Matthias Ballauff (born 13 July 1952) is a German chemist and physicist, and is a professor of physics at the Free University of Berlin. His postdoctoral research and training was directed by Paul Flory. He contributed to various areas of physical chemistry, in particular to polymer science, colloidal chemistry and nanomaterials, as well as to soft matter physics.

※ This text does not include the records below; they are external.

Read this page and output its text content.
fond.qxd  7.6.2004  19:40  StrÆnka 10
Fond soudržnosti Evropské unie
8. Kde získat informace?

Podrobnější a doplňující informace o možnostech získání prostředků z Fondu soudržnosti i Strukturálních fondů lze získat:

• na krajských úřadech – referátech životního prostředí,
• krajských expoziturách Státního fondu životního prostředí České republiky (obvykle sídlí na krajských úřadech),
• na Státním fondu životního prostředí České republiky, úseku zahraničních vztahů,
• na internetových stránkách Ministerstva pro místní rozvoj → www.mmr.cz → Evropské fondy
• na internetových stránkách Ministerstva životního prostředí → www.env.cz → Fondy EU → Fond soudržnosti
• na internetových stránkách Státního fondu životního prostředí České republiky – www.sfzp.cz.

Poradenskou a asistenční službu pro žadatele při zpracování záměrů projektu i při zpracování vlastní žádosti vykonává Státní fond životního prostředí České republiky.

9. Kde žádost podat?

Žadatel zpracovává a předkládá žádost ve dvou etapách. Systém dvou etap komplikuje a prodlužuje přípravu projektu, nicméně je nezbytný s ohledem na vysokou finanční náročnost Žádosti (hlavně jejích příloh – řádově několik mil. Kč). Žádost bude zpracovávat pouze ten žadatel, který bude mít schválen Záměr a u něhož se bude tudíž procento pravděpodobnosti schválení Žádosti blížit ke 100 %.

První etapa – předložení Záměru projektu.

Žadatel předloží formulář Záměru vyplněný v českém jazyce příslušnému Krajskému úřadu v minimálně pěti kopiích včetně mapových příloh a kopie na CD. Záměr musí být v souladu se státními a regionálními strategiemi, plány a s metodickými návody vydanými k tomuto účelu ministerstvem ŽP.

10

Ballauff is particularly known for having developed new catalyst materials in the form of functionalized metallic nanoparticles dispersed in liquid phase, which can greatly speed up the reaction kinetics of organic molecules.

==Selected publications==
- Wunder, S. (2010). "Kinetic analysis of catalytic reduction of 4-nitrophenol by metallic nanoparticles immobilized in spherical polyelectrolyte brushes".
- Gu, S. (2014). "Kinetic Analysis of the Catalytic Reduction of 4-Nitrophenol by Metallic Nanoparticles".
- Guo, X. (1999). "Synthesis of Spherical Polyelectrolyte Brushes by Photoemulsion Polymerization"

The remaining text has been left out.